Bengio’s New Parallel Multi‑Trajectory Reasoning Paradigm

The article introduces GRAM (Generative Recursive Reasoning Models), a parallel multi‑trajectory inference framework that replaces deterministic single‑track recursion with stochastic latent transitions and width scaling, achieving state‑of‑the‑art results on Sudoku‑Extreme, ARC‑AGI, N‑Queens and Graph Coloring benchmarks.

PaperAgent
PaperAgent
PaperAgent
Bengio’s New Parallel Multi‑Trajectory Reasoning Paradigm

1. Single‑track limitation of recursive reasoning

Recursive Reasoning Models (RRMs) such as HRM, TRM and Looped Transformer refine a latent state repeatedly, decoupling reasoning depth from model size. All existing RRMs are deterministic: given identical input and initialization they follow the same latent trajectory and converge to a single prediction, which can trap the model in a local optimum without alternative solutions.
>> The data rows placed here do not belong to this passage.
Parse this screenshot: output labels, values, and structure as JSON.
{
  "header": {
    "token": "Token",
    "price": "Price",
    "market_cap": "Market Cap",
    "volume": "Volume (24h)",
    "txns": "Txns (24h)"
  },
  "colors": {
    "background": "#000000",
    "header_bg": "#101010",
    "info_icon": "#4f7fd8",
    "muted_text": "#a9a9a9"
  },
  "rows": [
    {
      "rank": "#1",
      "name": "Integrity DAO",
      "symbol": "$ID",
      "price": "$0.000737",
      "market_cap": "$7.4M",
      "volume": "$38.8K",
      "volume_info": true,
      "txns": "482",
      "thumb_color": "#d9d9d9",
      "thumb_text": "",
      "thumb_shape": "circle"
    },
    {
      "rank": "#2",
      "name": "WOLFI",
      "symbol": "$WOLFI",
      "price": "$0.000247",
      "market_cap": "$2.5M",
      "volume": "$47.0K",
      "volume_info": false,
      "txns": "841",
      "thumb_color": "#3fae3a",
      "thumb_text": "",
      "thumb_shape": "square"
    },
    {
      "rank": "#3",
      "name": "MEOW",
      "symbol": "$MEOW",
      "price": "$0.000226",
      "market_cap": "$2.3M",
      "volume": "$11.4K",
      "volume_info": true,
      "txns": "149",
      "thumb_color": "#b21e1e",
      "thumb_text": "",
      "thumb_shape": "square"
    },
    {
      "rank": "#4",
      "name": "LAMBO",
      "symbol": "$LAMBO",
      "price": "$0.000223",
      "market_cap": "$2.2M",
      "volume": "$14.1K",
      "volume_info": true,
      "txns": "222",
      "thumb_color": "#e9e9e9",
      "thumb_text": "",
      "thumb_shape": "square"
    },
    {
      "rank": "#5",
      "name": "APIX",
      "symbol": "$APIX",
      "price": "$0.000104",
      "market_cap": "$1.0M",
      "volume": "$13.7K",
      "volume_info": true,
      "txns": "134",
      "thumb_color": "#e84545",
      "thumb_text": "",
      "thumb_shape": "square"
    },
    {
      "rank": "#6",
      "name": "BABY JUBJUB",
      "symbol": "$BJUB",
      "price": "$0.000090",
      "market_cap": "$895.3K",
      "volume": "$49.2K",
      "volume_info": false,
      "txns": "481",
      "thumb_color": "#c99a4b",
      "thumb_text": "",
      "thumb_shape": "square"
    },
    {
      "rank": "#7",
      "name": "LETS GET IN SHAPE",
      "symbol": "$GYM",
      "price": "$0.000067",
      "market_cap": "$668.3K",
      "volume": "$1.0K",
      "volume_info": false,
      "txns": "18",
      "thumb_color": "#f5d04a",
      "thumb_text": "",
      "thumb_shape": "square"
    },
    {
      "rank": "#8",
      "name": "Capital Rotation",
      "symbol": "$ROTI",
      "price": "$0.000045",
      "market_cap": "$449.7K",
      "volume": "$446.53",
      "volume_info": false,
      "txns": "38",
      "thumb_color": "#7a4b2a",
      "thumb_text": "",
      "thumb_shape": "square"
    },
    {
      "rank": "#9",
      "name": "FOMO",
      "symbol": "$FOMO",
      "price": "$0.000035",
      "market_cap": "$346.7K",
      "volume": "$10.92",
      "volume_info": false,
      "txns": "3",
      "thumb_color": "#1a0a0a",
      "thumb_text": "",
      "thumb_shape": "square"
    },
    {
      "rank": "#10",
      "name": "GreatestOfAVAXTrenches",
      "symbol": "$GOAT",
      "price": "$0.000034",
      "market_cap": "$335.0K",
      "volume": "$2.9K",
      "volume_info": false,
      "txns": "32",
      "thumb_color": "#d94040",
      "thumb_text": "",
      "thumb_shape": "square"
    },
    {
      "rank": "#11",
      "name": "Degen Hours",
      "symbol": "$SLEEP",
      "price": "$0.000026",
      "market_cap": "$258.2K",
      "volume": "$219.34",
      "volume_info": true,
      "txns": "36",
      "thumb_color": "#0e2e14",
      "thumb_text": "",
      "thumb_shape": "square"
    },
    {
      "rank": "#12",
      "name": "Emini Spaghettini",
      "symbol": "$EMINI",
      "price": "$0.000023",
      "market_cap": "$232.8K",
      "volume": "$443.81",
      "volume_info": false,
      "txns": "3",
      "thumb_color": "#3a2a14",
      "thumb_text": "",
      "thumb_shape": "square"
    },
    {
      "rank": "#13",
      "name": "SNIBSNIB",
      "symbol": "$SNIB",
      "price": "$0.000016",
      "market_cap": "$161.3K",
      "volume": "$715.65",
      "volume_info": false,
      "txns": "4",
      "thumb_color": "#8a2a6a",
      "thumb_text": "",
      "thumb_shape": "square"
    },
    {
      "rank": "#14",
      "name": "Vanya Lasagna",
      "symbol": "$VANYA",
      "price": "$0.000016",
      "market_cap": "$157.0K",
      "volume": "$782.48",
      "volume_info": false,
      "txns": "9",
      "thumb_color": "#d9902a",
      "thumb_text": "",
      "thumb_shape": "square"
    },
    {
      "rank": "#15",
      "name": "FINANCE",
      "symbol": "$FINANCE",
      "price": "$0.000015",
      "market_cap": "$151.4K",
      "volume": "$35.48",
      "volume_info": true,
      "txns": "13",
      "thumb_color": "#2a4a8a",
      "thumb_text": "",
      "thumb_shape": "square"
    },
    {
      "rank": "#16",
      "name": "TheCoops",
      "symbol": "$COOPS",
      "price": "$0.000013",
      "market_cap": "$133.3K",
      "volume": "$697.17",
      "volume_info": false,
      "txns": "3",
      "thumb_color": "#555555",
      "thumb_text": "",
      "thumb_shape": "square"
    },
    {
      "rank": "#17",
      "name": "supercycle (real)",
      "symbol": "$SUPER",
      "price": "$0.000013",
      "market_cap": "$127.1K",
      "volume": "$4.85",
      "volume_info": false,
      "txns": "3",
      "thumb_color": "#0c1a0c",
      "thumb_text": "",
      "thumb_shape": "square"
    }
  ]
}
2. Core idea of GRAM: probabilistic multi‑trajectory exploration

GRAM (Generative Recursive reAsoning Models) replaces each deterministic latent‑state update with a stochastic transition. At every recursion step the model first computes a deterministic proposal, then samples a “guidance” noise from a state‑dependent Gaussian distribution. The sampled noise perturbs the abstract state, yielding a distribution over reasoning trajectories. Parallel sampling of multiple trajectories enables:

Multi‑hypothesis maintenance : explore different solution strategies simultaneously.

Width scaling : improve performance by increasing the number of parallel samples rather than only deepening recursion.

Unconditional generation : when the input is empty the model can generate samples from the prior.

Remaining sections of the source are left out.